Analyzing the National Water Model with Xarray, Dask, and Coiled

This example was adapted from this notebook by Deepak Cherian, Kevin Sampson, and Matthew Rocklin.

You can download this jupyter notebook to follow along.

The National Water Model Dataset

In this example, we’ll perform a county-wise aggregation of output from the National Water Model (NWM) available on the AWS Open Data Registry. You can read more on the NWM from the Office of Water Prediction.

Problem description

Datasets with high spatio-temporal resolution can get large quickly, vastly exceeding the resources you may have on your laptop. Dask integrates with Xarray to support parallel computing and you can use Coiled to scale to the cloud.

We’ll calculate the mean depth to soil saturation for each US county:

  • Years: 2020

  • Temporal resolution: 3-hourly land surface output

  • Spatial resolution: 250 m grid

  • 6 TB

This example relies on a few tools:

  • dask + coiled process the dataset in parallel in the cloud

  • xarray + flox to work with the multi-dimensional Zarr datset and aggregate to county-level means from the 250m grid.

Before you start

You’ll first need to install the necessary packages. For the purposes of this example, we’ll do this in a new virtual environment, but you could also install them in whatever environment you’re already using for your project.

conda create -n coiled-xarray -c conda-forge python=3.10 coiled dask xarray flox rioxarray zarr s3fs geopandas geoviews matplotlib
conda activate coiled-xarray

You also could use pip for everything, or any other package manager you prefer; conda isn’t required.
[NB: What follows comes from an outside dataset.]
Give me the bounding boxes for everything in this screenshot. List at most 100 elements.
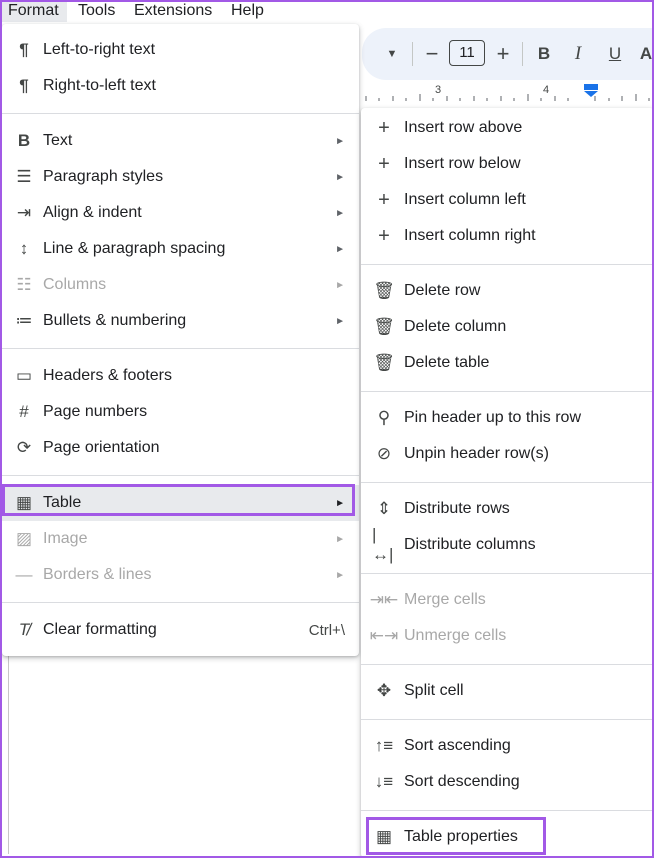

When you later create a Coiled cluster, your local coiled-xarray environment will be automatically replicated on your cluster.

Start a Coiled cluster

To demonstrate calculation on a cloud-available dataset, we will use Coiled to set up a dask cluster in AWS us-east-1.

import coiled

cluster = coiled.Cluster(
    name="xarray-nwm",
    region="us-east-1", # close to dataset, avoid egress charges
    n_workers=10,
    tags={"project": "nwm"},
    scheduler_vm_types="r7g.xlarge", # memory optimized AWS EC2 instances
    worker_vm_types="r7g.2xlarge"
)

client = cluster.get_client()

cluster.adapt(minimum=10, maximum=50)

Setup

import flox  # make sure its available
import fsspec
import numpy as np
import rioxarray
import xarray as xr

xr.set_options( # display options for xarray objects
    display_expand_attrs=False,
    display_expand_coords=False,
    display_expand_data=True,
)

Load NWM data

ds = xr.open_zarr(
    fsspec.get_mapper("s3://noaa-nwm-retrospective-2-1-zarr-pds/rtout.zarr", anon=True),
    consolidated=True,
    chunks={"time": 896, "x": 350, "y": 350}
)
ds
<xarray.Dataset>
Dimensions:       (time: 122479, y: 15360, x: 18432)
Coordinates: (3)
Data variables:
    crs           |S1 ...
    sfcheadsubrt  (time, y, x) float64 dask.array<chunksize=(896, 350, 350), meta=np.ndarray>
    zwattablrt    (time, y, x) float64 dask.array<chunksize=(896, 350, 350), meta=np.ndarray>
Attributes: (7)

Each field in this dataset is big!

ds.zwattablrt
<xarray.DataArray 'zwattablrt' (time: 122479, y: 15360, x: 18432)>
dask.array<open_dataset-zwattablrt, shape=(122479, 15360, 18432), dtype=float64, chunksize=(896, 350, 350), chunktype=numpy.ndarray>
Coordinates: (3)
Attributes: (4)

Subset to a single year subset for demo purposes

subset = ds.zwattablrt.sel(time=slice("2020-01-01", "2020-12-31"))
subset
<xarray.DataArray 'zwattablrt' (time: 2928, y: 15360, x: 18432)>
dask.array<getitem, shape=(2928, 15360, 18432), dtype=float64, chunksize=(896, 350, 350), chunktype=numpy.ndarray>
Coordinates: (3)
Attributes: (4)

Load county raster for grouping

Load a raster TIFF file identifying counties by unique integer with rioxarray.

import fsspec
import rioxarray

fs = fsspec.filesystem("s3", requester_pays=True)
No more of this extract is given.